Question

*Huntingdon's disease is a fatal disorder characterized by progressive deterioration of the nervous system. The symptoms of this disease usually begin to develop in middle age. It is caused by a dominant allele (H). A man heterozygous for the Huntington's allele marries a woman who has the homozygous recessive genotype. They plan to have children. What is the probability that they will have a child who develops Huntington's disease later in life? Use a Punnett Square to help answer the question.

Answer 1

Using a Punnett square, we can determine that a child of a heterozygous man (Hh) for Huntington's disease and a homozygous recessive woman (hh) has a 50% chance of inheriting the disease.

Step-by-step explanation:

Probability of Inheriting Huntington's Disease

Huntington's disease is caused by a dominant allele (H) and is characterized by progressive deterioration of the nervous system.
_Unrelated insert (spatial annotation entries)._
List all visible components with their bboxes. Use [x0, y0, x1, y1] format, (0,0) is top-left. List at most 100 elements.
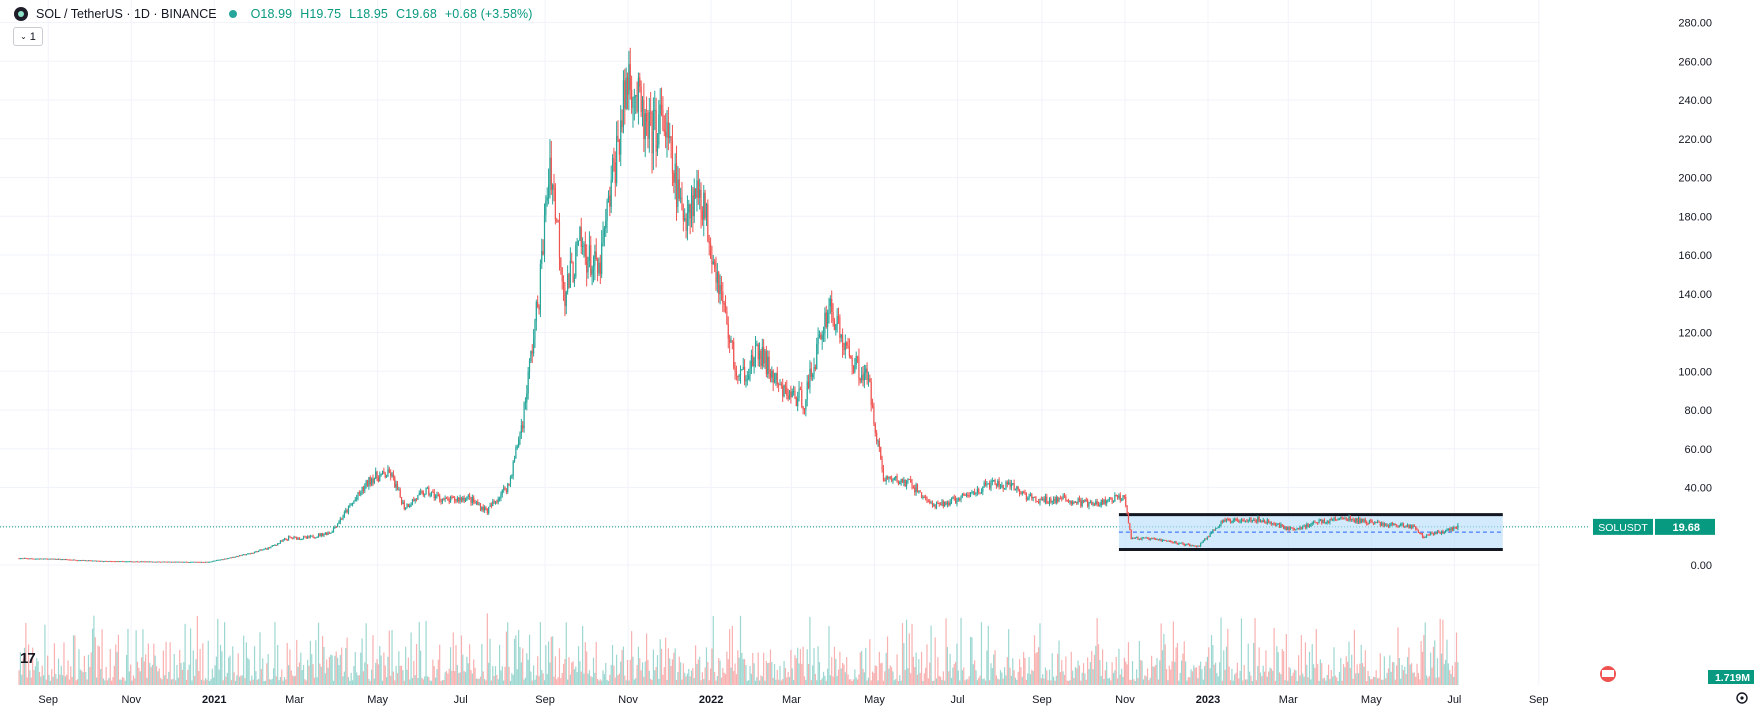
candle-body — [874, 424, 876, 433]
time-scale[interactable]: Sep Nov 2021 Mar May Jul Sep Nov 2022 Mar May Jul Se… — [38, 694, 1548, 706]
candle-body — [829, 298, 831, 307]
candle-body — [483, 507, 486, 511]
volume-bar — [516, 669, 518, 685]
candle-body — [1175, 541, 1177, 544]
candle-body — [827, 312, 829, 327]
candle-body — [266, 548, 268, 550]
volume-bar — [568, 657, 570, 685]
settings-icon[interactable] — [1736, 692, 1748, 704]
candle-body — [1435, 532, 1437, 534]
candle-body — [675, 163, 678, 207]
candle-body — [817, 337, 819, 345]
candle-body — [62, 559, 64, 561]
candle-body — [1219, 524, 1221, 527]
candle-body — [1195, 546, 1198, 548]
volume-bar — [424, 676, 426, 685]
candle-body — [562, 281, 565, 289]
candle-body — [36, 558, 38, 560]
volume-bar — [410, 632, 412, 685]
candle-body — [999, 486, 1002, 488]
volume-bar — [165, 641, 167, 685]
volume-bar — [1229, 680, 1232, 685]
volume-bar — [319, 663, 321, 685]
symbol-title[interactable]: SOL / TetherUS · 1D · BINANCE — [36, 7, 217, 21]
candle-body — [1269, 522, 1271, 524]
candle-body — [1214, 528, 1217, 530]
candle-body — [621, 120, 623, 128]
volume-bar — [839, 651, 841, 685]
volume-bar — [429, 680, 431, 685]
volume-bar — [884, 671, 886, 685]
volume-bar — [876, 665, 878, 685]
volume-bar — [673, 652, 675, 685]
volume-bar — [174, 680, 177, 685]
volume-bar — [1214, 662, 1217, 685]
volume-bar — [415, 644, 418, 685]
time-axis-label: Nov — [121, 694, 141, 706]
volume-bar — [892, 671, 894, 685]
candle-body — [1153, 538, 1155, 540]
candle-body — [790, 391, 792, 398]
volume-bar — [761, 676, 763, 685]
volume-bar — [739, 615, 742, 685]
volume-bar — [113, 665, 115, 685]
candle-body — [1333, 518, 1335, 520]
candle-body — [1378, 521, 1380, 523]
price-scale[interactable]: 280.00260.00240.00220.00200.00180.00160.… — [1593, 18, 1754, 704]
volume-bar — [934, 637, 936, 685]
candle-body — [30, 558, 32, 560]
volume-bar — [399, 665, 401, 685]
candle-body — [113, 561, 115, 563]
volume-bar — [805, 679, 807, 685]
volume-bar — [304, 679, 306, 685]
volume-bar — [81, 670, 83, 685]
volume-bar — [1204, 665, 1206, 685]
candle-body — [1018, 489, 1021, 494]
volume-bar — [1125, 661, 1127, 685]
candle-body — [278, 543, 280, 545]
flag-icon[interactable] — [1600, 666, 1616, 682]
candle-body — [326, 532, 328, 535]
volume-bar — [866, 680, 868, 685]
volume-bar — [217, 618, 219, 685]
volume-bar — [1263, 671, 1266, 685]
volume-bar — [1330, 669, 1332, 685]
candle-body — [719, 285, 721, 295]
candle-body — [775, 372, 777, 380]
candle-body — [320, 533, 322, 536]
volume-bar — [783, 660, 785, 685]
volume-bar — [824, 675, 826, 685]
candle-body — [923, 497, 925, 499]
candle-body — [837, 316, 840, 318]
candle-body — [194, 561, 196, 563]
volume-bar — [1096, 618, 1098, 685]
volume-bar — [607, 680, 610, 685]
candle-body — [399, 489, 401, 498]
volume-bar — [44, 624, 46, 685]
candle-body — [362, 487, 365, 491]
volume-bar — [189, 628, 192, 685]
candle-body — [51, 558, 53, 560]
candle-body — [503, 487, 505, 490]
collapse-indicators-button[interactable]: ⌄ 1 — [13, 27, 43, 46]
volume-bar — [245, 642, 247, 685]
volume-bar — [821, 678, 823, 685]
volume-bar — [595, 641, 597, 685]
volume-bar — [1266, 676, 1268, 685]
volume-bar — [763, 652, 765, 685]
volume-bar — [790, 649, 792, 685]
ohlc-high: H19.75 — [300, 7, 342, 21]
volume-bar — [1088, 669, 1090, 685]
price-axis-label: 40.00 — [1684, 483, 1712, 495]
candle-body — [376, 471, 378, 478]
tradingview-logo-icon[interactable]: 17 — [20, 650, 36, 667]
volume-bar — [1295, 670, 1297, 685]
volume-bar — [609, 674, 611, 685]
candle-body — [1281, 524, 1283, 526]
candle-body — [929, 501, 931, 503]
volume-bar — [1104, 670, 1106, 685]
candle-body — [735, 371, 738, 376]
volume-bar — [1419, 679, 1421, 685]
volume-bar — [286, 642, 288, 685]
Since Huntington's is an autosomal dominant disorder, a person needs only one copy of the defective allele to express the disease. Given that a heterozygous man (Hh) mates with a homozygous recessive woman (hh), we can predict the inheritance pattern of their offspring using a Punnett square:

• Man (Hh): Heterozygous genotype, carries one dominant Huntington allele (H) and one normal allele (h).
• Woman (hh): Homozygous recessive genotype, carries two normal alleles (hh).

A Punnett square allows us to visualize the genotypic possibilities for their children:

• Hh (Heterozygous: Carries the Huntington's disease allele) - 50% chance
• hh (Homozygous recessive: Does not carry the disease allele) - 50% chance

Therefore, there is a 50% chance that a child of this couple will develop Huntington's disease later in life, since they have a 50% chance of receiving the dominant Huntington allele from their father.